The human rights organisations were attempting to enter San Juan Copala to provide support to the local community who have been without electricity, water, medical access and basic provisions as a result of the ongoing paramilitary blockade. Schools have also been shut down since January 2010.

The caravan of observers included individuals from Finland, Italy, Belgium and Germany, members of the CACTUS, VOCAL, Asamblea Popular de los Pueblos de Oaxaca APPO (Popular Assembly of the Peoples of Oaxaca, the Red de Radios y omunicadores Indígenas del Sureste Mexicano (Network of Indigenous Radio Stations and Broadcasters of the Southeast of Mexico), as well as a group of teachers from the municipality who have been unable to give classes.

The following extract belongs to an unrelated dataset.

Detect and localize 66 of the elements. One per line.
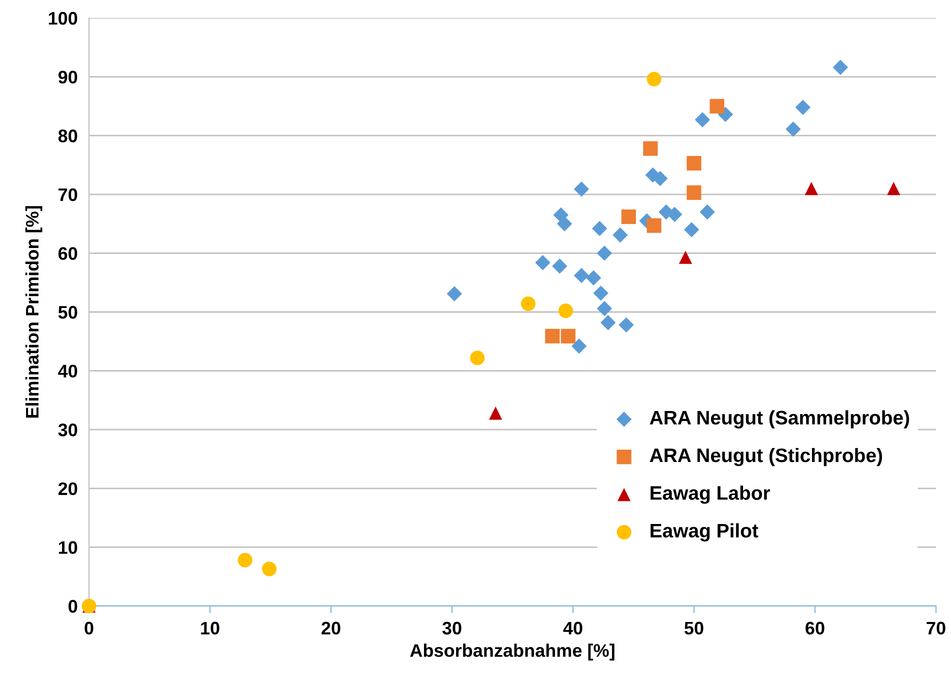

Front Line is gravely concerned by reports of this violent attack on peaceful human rights defenders and the killing of Beatriz Alberta Cariño Trujillo and Tyri Antero Jaakkola. Front Line remains extremely concerned for the physical and psychological integrity of all of the Mexican human rights defenders who make up the group, in particular those whose whereabouts remain unknown, as well as international observers accompanying the solidarity campaign.

The violent attack is directly linked to the peaceful activities of those national and international individuals as they attempted to defend the rights of the local communities affected in areas controlled by paramilitary groups.